Section 27-27-40

Loans by domestic insurers.

(a) A domestic stock or mutual insurer may borrow money to defray the expenses of its organization, provide it with surplus funds or for any purpose of its business, upon a written agreement that such money is required to be repaid only out of the insurer's surplus in excess of that stipulated in such agreement. The agreement may provide for interest at a reasonable rate per annum, which interest shall, or shall not, constitute a liability of the insurer as to its funds other than such excess of surplus, as stipulated in the agreement. No commission or promotion expense shall be paid in connection with any such loan.

(b) Money so borrowed, together with the interest thereon if so stipulated in the agreement, shall not form a part of the insurer's legal liabilities except as to its surplus in excess of the amount thereof stipulated in the agreement or be the basis of any setoff, but, until repaid, financial statements filed or published by the insurer shall show as a footnote thereto the amount thereof then unpaid together with any interest thereon accrued but unpaid.

(c) Any such loan shall be subject to the commissioner's approval. The insurer shall, in advance of the loan, file with the commissioner a statement of the purpose of the loan and a copy of the proposed loan agreement. The loan and agreement shall be deemed approved unless, within 15 days after date of such filing, the insurer is notified of the commissioner's disapproval and the reasons therefor. The commissioner shall disapprove any proposed loan or agreement if he finds the loan is unnecessary or excessive for the purpose intended, or that the terms of the loan agreement are not fair and equitable to the parties and to other similar lenders, if any, to the insurer or that the information so filed by the insurer is inadequate.

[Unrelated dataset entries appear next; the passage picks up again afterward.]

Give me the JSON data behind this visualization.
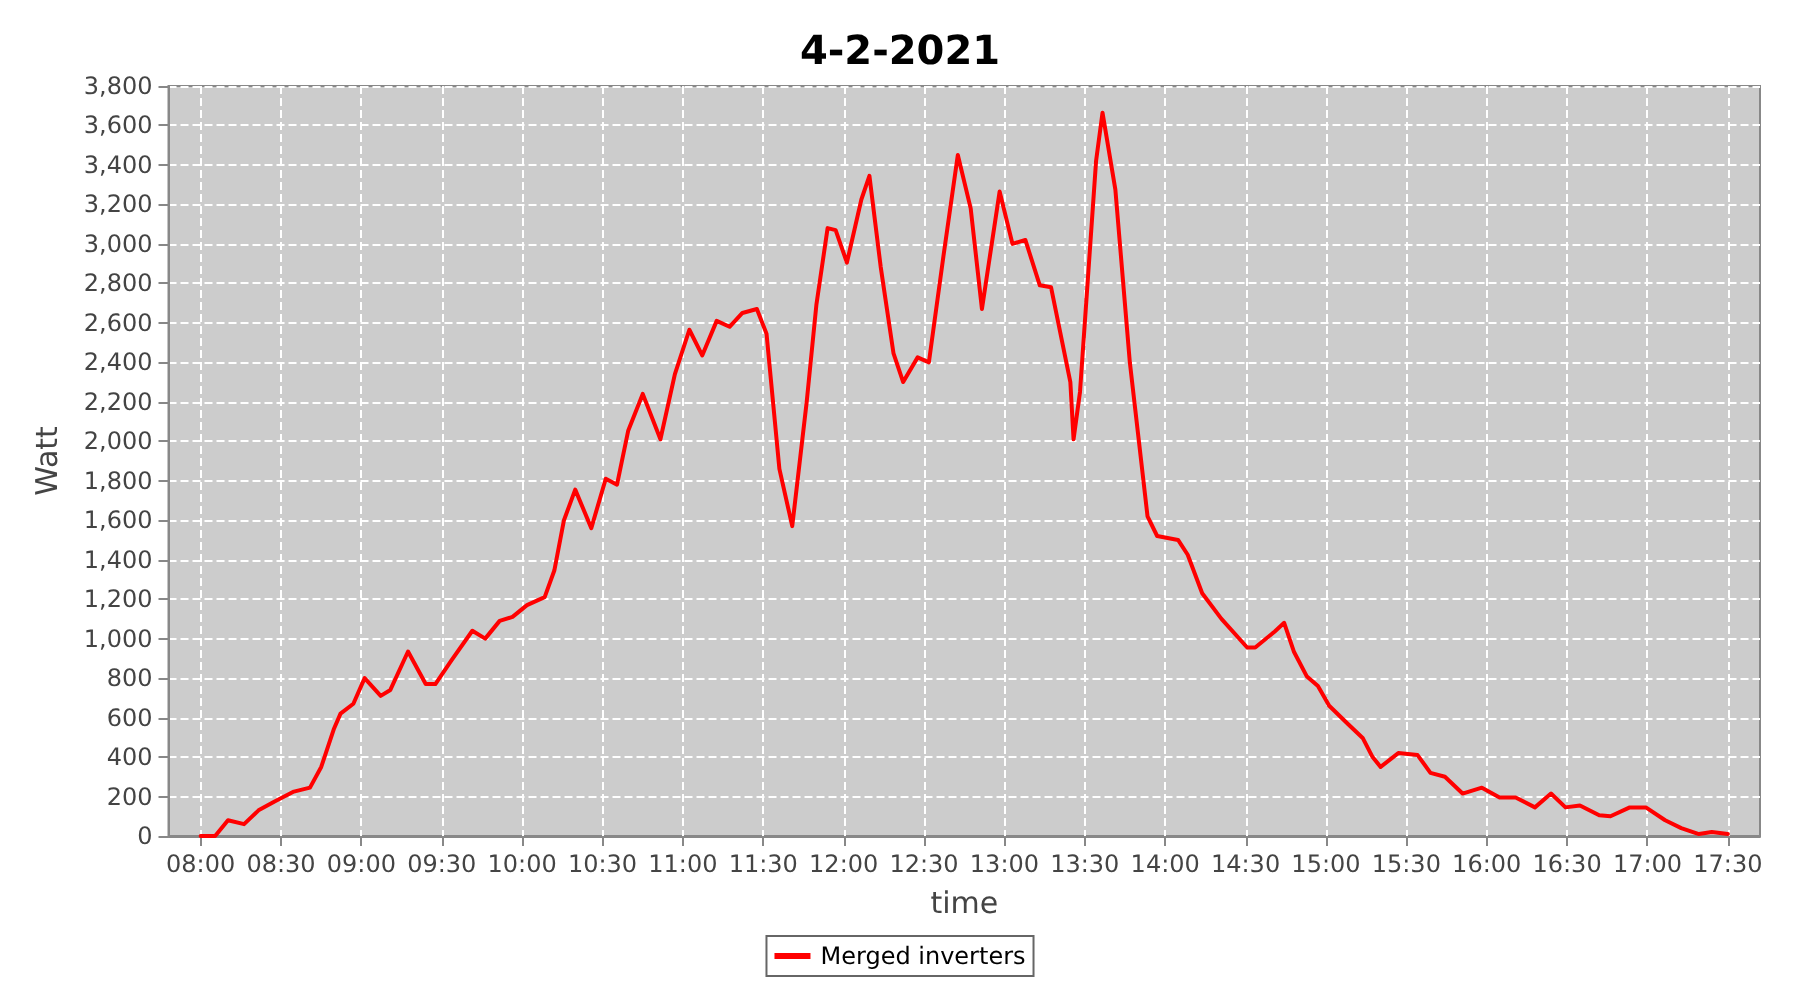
{
  "chart_data": {
    "type": "line",
    "title": "4-2-2021",
    "xlabel": "time",
    "ylabel": "Watt",
    "xlim": [
      7.8,
      17.7
    ],
    "xticks": [
      {
        "value": 8,
        "label": "08:00"
      },
      {
        "value": 8.5,
        "label": "08:30"
      },
      {
        "value": 9,
        "label": "09:00"
      },
      {
        "value": 9.5,
        "label": "09:30"
      },
      {
        "value": 10,
        "label": "10:00"
      },
      {
        "value": 10.5,
        "label": "10:30"
      },
      {
        "value": 11,
        "label": "11:00"
      },
      {
        "value": 11.5,
        "label": "11:30"
      },
      {
        "value": 12,
        "label": "12:00"
      },
      {
        "value": 12.5,
        "label": "12:30"
      },
      {
        "value": 13,
        "label": "13:00"
      },
      {
        "value": 13.5,
        "label": "13:30"
      },
      {
        "value": 14,
        "label": "14:00"
      },
      {
        "value": 14.5,
        "label": "14:30"
      },
      {
        "value": 15,
        "label": "15:00"
      },
      {
        "value": 15.5,
        "label": "15:30"
      },
      {
        "value": 16,
        "label": "16:00"
      },
      {
        "value": 16.5,
        "label": "16:30"
      },
      {
        "value": 17,
        "label": "17:00"
      },
      {
        "value": 17.5,
        "label": "17:30"
      }
    ],
    "ylim": [
      0,
      3800
    ],
    "yticks": [
      0,
      200,
      400,
      600,
      800,
      {
        "value": 1000,
        "label": "1,000"
      },
      {
        "value": 1200,
        "label": "1,200"
      },
      {
        "value": 1400,
        "label": "1,400"
      },
      {
        "value": 1600,
        "label": "1,600"
      },
      {
        "value": 1800,
        "label": "1,800"
      },
      {
        "value": 2000,
        "label": "2,000"
      },
      {
        "value": 2200,
        "label": "2,200"
      },
      {
        "value": 2400,
        "label": "2,400"
      },
      {
        "value": 2600,
        "label": "2,600"
      },
      {
        "value": 2800,
        "label": "2,800"
      },
      {
        "value": 3000,
        "label": "3,000"
      },
      {
        "value": 3200,
        "label": "3,200"
      },
      {
        "value": 3400,
        "label": "3,400"
      },
      {
        "value": 3600,
        "label": "3,600"
      },
      {
        "value": 3800,
        "label": "3,800"
      }
    ],
    "grid": true,
    "legend": "bottom",
    "marker": "none",
    "line_style": "solid",
    "series": [
      {
        "name": "Merged inverters",
        "color": "#ff0000",
        "x": [
          8.0,
          8.09,
          8.17,
          8.27,
          8.36,
          8.46,
          8.58,
          8.68,
          8.75,
          8.83,
          8.87,
          8.95,
          9.02,
          9.12,
          9.18,
          9.29,
          9.4,
          9.46,
          9.56,
          9.69,
          9.77,
          9.86,
          9.94,
          10.03,
          10.14,
          10.2,
          10.26,
          10.33,
          10.43,
          10.52,
          10.59,
          10.66,
          10.75,
          10.86,
          10.95,
          11.04,
          11.12,
          11.21,
          11.29,
          11.37,
          11.46,
          11.52,
          11.6,
          11.68,
          11.77,
          11.83,
          11.9,
          11.95,
          12.02,
          12.11,
          12.16,
          12.23,
          12.31,
          12.37,
          12.46,
          12.53,
          12.62,
          12.71,
          12.79,
          12.86,
          12.97,
          13.05,
          13.13,
          13.22,
          13.29,
          13.41,
          13.43,
          13.47,
          13.57,
          13.61,
          13.69,
          13.78,
          13.89,
          13.95,
          14.08,
          14.14,
          14.23,
          14.35,
          14.51,
          14.56,
          14.68,
          14.74,
          14.8,
          14.88,
          14.95,
          15.02,
          15.14,
          15.23,
          15.29,
          15.34,
          15.45,
          15.57,
          15.65,
          15.74,
          15.85,
          15.97,
          16.08,
          16.18,
          16.3,
          16.4,
          16.49,
          16.58,
          16.7,
          16.77,
          16.89,
          16.99,
          17.11,
          17.21,
          17.32,
          17.4,
          17.5
        ],
        "values": [
          0,
          0,
          80,
          60,
          130,
          175,
          225,
          245,
          350,
          545,
          620,
          670,
          800,
          710,
          740,
          935,
          770,
          770,
          890,
          1040,
          1000,
          1090,
          1110,
          1170,
          1210,
          1345,
          1600,
          1755,
          1560,
          1810,
          1780,
          2055,
          2240,
          2010,
          2340,
          2565,
          2435,
          2610,
          2580,
          2650,
          2670,
          2545,
          1860,
          1570,
          2200,
          2690,
          3080,
          3070,
          2905,
          3225,
          3345,
          2885,
          2445,
          2300,
          2425,
          2400,
          2935,
          3450,
          3180,
          2670,
          3265,
          3000,
          3020,
          2790,
          2780,
          2300,
          2010,
          2250,
          3420,
          3665,
          3275,
          2400,
          1620,
          1520,
          1500,
          1425,
          1230,
          1100,
          955,
          955,
          1035,
          1080,
          935,
          810,
          760,
          660,
          565,
          495,
          400,
          350,
          420,
          410,
          320,
          300,
          215,
          245,
          195,
          195,
          145,
          215,
          145,
          155,
          105,
          100,
          145,
          145,
          80,
          40,
          10,
          20,
          10
        ]
      }
    ]
  }
}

(d) Any such loan, or substantial portion thereof, shall be repaid by the insurer when no longer reasonably necessary for the purpose originally intended. No repayment of such a loan shall be made, unless in advance approved by the commissioner.

(e) This section shall not apply to any loan other than one obtained upon a written agreement that such loan is required to be repaid only out of the insurer's surplus in excess of that stipulated in such agreement.

(f) The value of the surplus debenture issued under this section shall not be considered as the deciding authority for valuing the asset received for the above note, but shall only be taken into account with all other factors in determining admitted value.

(Acts 1971, No. 407, p. 707, §536; Acts 1980, No. 80-728, p. 1470.)